WIC meetings seek to develop a community of researchers, healthcare professionals, physicians, and policymakers. We welcome your contributions on this year’s 5 themes and a high priority topic; we also welcome papers outside these topics on evaluating health care and unwarranted variations.  Papers will be presented orally or by poster. Additional sessions will be developed to appropriately group meritorious papers.

Please complete the abstract form by May 31, 2026 and mail to wennberg.collaborative@dartmouth.edu. The WIC will screen all submissions and will send relevant abstracts to be considered by the organizers of the different themes and priority topics. The format of the conference and of each session will depend on responses to this call for papers.

Download the Abstract submission form here.

Major themes

1) Low value care and overuse / Eva Stensland

Low-value care has no added value for the patient and may be harmful. To increase quality of care, healthcare systems aim to reduce low-value care, through de-implementation strategies.  De-implementation also supports healthcare systems sustainability reducing wasteful spending and carbon emissions. De-implementation is a challenge because of the many causes of low-value care with responsibility at different levels: patients, professional, organization, and system. In some de-implementation initiatives, healthcare may be replaced by high value care, but other times there is no substitute. Behavioral change is often essential for both healthcare providers and patients. De-implementation requires a tailored strategy based on an inventory of barriers and facilitators. Contributions on this topic include:

  • How can we identify low-value care and overuse? What role can practice variation analysis play?
  • Why do we still provide low-value care?
  • What strategies are effective to reduce low-value care? And which are sustainable?
  • What are the financial consequences of reducing low-value care?
  • How can we spread and sustain effective strategies?

     

2) Drawing causal inference from observational data / Jostein Grytten

The gold standard for cause-effect studies is randomized controlled experiments. For several reasons (ethical, financial and political), such experiments are difficult to carry out in studies of practice variation and can lack generalizability to the general population. Hence many studies rely on observational data (i.e., data in which exposure is determined in a different way than random assignment) but it can be difficult to establish causal inference with the most commonly used study designs. Causal inference is required to answer questions such as: What is the impact of hospital payment on practice variation? What is the effect of a specific intervention (such as care protocols) in reducing variation in medical practice? To what extent does an increase in the number of beds increase variation? Econometricians have led the development of methods to examine causality using observational data. Examples are difference-in-difference, regression discontinuity or instrumental variables methods. These methods can be challenging to use.

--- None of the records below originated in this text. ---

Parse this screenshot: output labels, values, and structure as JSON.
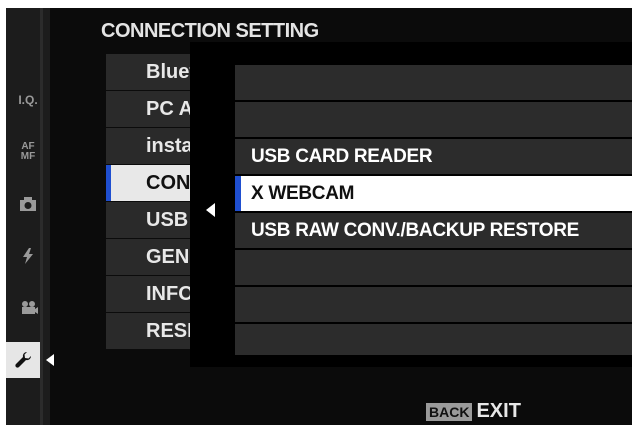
{
  "menu": {
    "title": "CONNECTION SETTING",
    "items": [
      {
        "label": "Bluetooth SETTINGS"
      },
      {
        "label": "PC AUTO SAVE"
      },
      {
        "label": "instax PRINTER CONNECTION SETTING"
      },
      {
        "label": "CONNECTION MODE",
        "selected": true
      },
      {
        "label": "USB POWER SUPPLY/COMM SETTING"
      },
      {
        "label": "GENERAL SETTINGS"
      },
      {
        "label": "INFORMATION"
      },
      {
        "label": "RESET WIRELESS SETTING"
      }
    ]
  },
  "sidebar": {
    "tabs": [
      {
        "label": "I.Q.",
        "icon": "image-quality-icon"
      },
      {
        "label": "AF MF",
        "icon": "af-mf-icon"
      },
      {
        "label": "",
        "icon": "camera-icon"
      },
      {
        "label": "",
        "icon": "flash-icon"
      },
      {
        "label": "",
        "icon": "movie-icon"
      },
      {
        "label": "",
        "icon": "wrench-icon",
        "active": true
      }
    ]
  },
  "popup": {
    "options": [
      {
        "label": ""
      },
      {
        "label": ""
      },
      {
        "label": "USB CARD READER"
      },
      {
        "label": "X WEBCAM",
        "selected": true
      },
      {
        "label": "USB RAW CONV./BACKUP RESTORE"
      },
      {
        "label": ""
      },
      {
        "label": ""
      },
      {
        "label": ""
      }
    ]
  },
  "footer": {
    "back_badge": "BACK",
    "exit_label": "EXIT"
  },
  "colors": {
    "accent": "#1f4fd0",
    "selected_bg": "#ffffff",
    "row_bg": "#2c2c2c"
  }
}
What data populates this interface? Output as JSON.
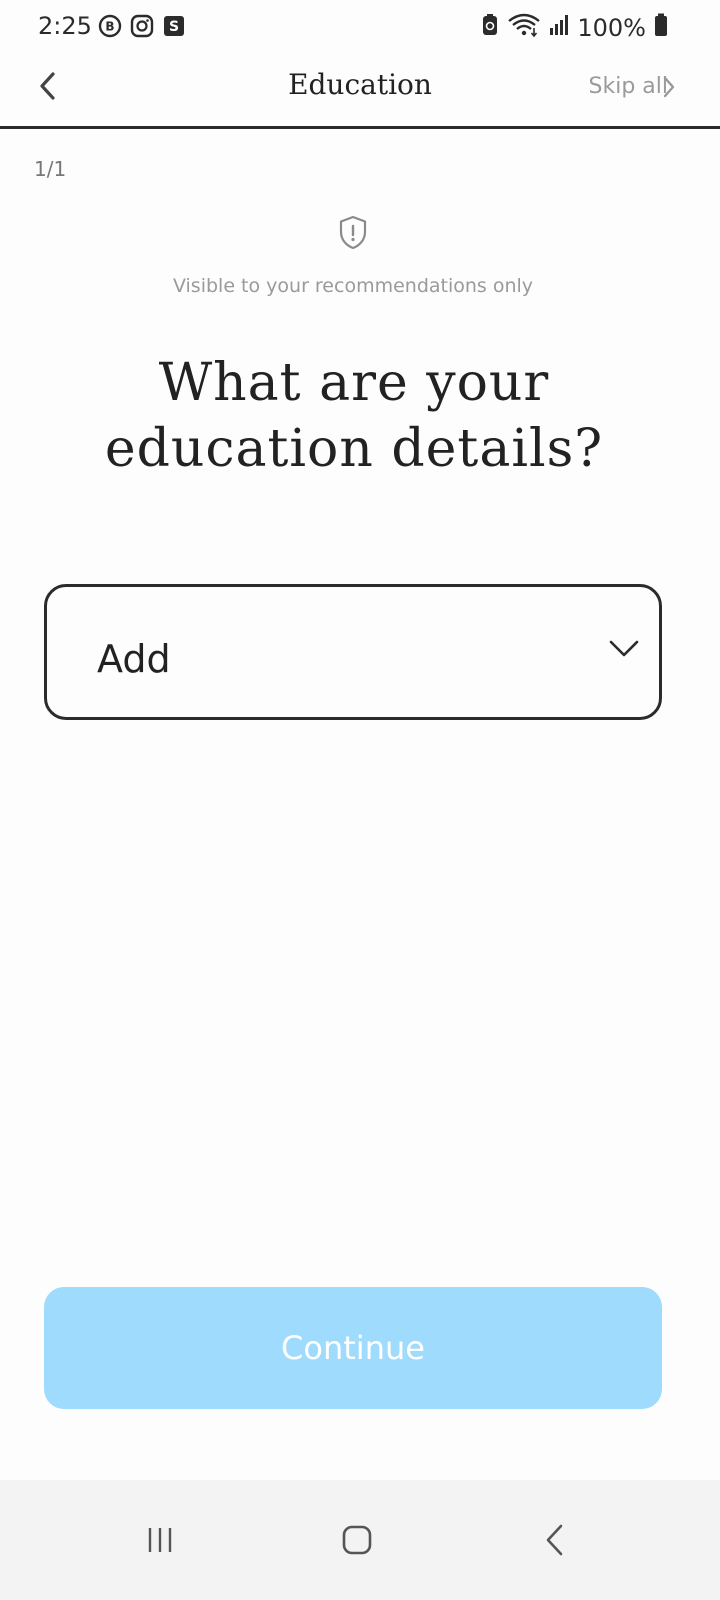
{
  "status_bar": {
    "time": "2:25",
    "battery_pct": "100%",
    "left_icons": [
      "b-messenger-icon",
      "instagram-icon",
      "s-app-icon"
    ],
    "right_icons": [
      "battery-saver-icon",
      "wifi-icon",
      "signal-icon",
      "battery-icon"
    ]
  },
  "header": {
    "title": "Education",
    "skip_label": "Skip all"
  },
  "step": "1/1",
  "visibility_note": "Visible to your recommendations only",
  "question": {
    "line1": "What are your",
    "line2": "education details?"
  },
  "dropdown": {
    "value": "Add"
  },
  "continue_label": "Continue",
  "colors": {
    "accent": "#9fdbfc",
    "text": "#222222",
    "muted": "#9a9a9a"
  }
}
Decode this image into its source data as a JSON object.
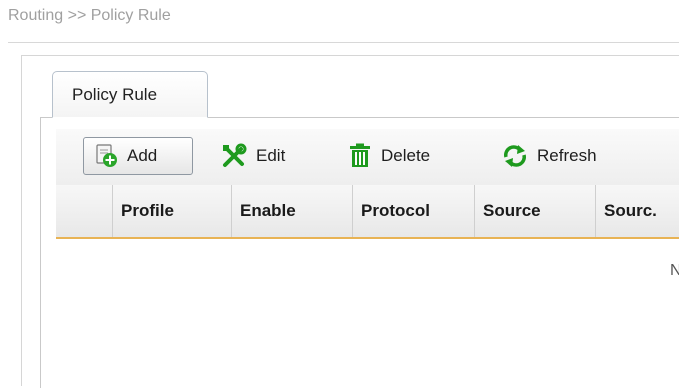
{
  "breadcrumb": "Routing >> Policy Rule",
  "tabs": [
    {
      "label": "Policy Rule",
      "active": true
    }
  ],
  "toolbar": {
    "add_label": "Add",
    "edit_label": "Edit",
    "delete_label": "Delete",
    "refresh_label": "Refresh"
  },
  "grid": {
    "columns": [
      "",
      "Profile",
      "Enable",
      "Protocol",
      "Source",
      "Sourc."
    ],
    "rows": [],
    "message_fragment": "N"
  },
  "colors": {
    "accent_underline": "#e8b355",
    "title_gray": "#a0a0a0",
    "icon_green": "#2aa52a"
  }
}
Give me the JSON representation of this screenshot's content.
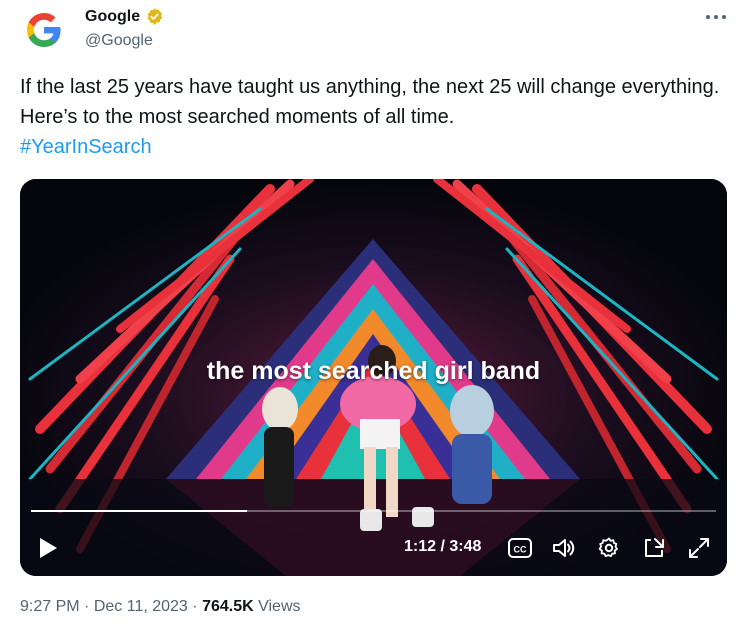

The aim of the session is to discuss the potential benefits and limitations of these methods, their application in specific research.  We welcome all types of work, both in progress and nearly completed. If you have a draft of your work, we may be able to get somebody to give prepared comments.

 

3) Novel data and data linkage methods for health care evaluation / Therese Stukel

Population-based health care measurement across regions and providers commonly begins with the analysis of health administrative data that has been collected for billing purposes, but the scope and scale of these data differs across regions even within the same country. Some countries have access to rich population-based data that is linkable across health care sectors and time as well as across different domains such as health, education and justice. In many places, researchers and policy analysts have access to other rich data sources that can be linked to patients such as clinical registries, patient and provider surveys, and electronic medical data (EMR). In this session, we will explore the use of novel data sources and data linkage methods to enhance our understanding of the causes and consequences of unwarranted variation.

 

4) Redesigning systems to reduce unwarranted variation: the role of incentives and choice architecture / Gwyn Bevan

There is so much truth in Paul Batalden’s haunting observation ‘Every system is perfectly designed to get the results it gets’.  Hence the paradox: despite fundamental differences between countries in their systems of organizing the finance and delivery of health care, one troubling outcome that these different systems have in common is that they are perfectly designed to produce unwarranted variations. This theme has two objectives.

  • First, to identify the causes of those outcomes from systemic characteristics of incentives (of providers of care) and the default options in the available choice architecture.

    For example, in England the default option for a general practitioner who wearies of having to see the same patient every week with low back pain is to make a referral for an MRI scan. This is costly and of no benefit to the patient but means the general practitioner won't have to see the patient for weeks, and patient is happier because something is being done.

  • Second, working out the obstacles to systemic change, and where it is possible to overcome these by changing the incentives and choice architectures to reduce unwarranted variations.

    For example, for low back pain develop online help and local exercise classes.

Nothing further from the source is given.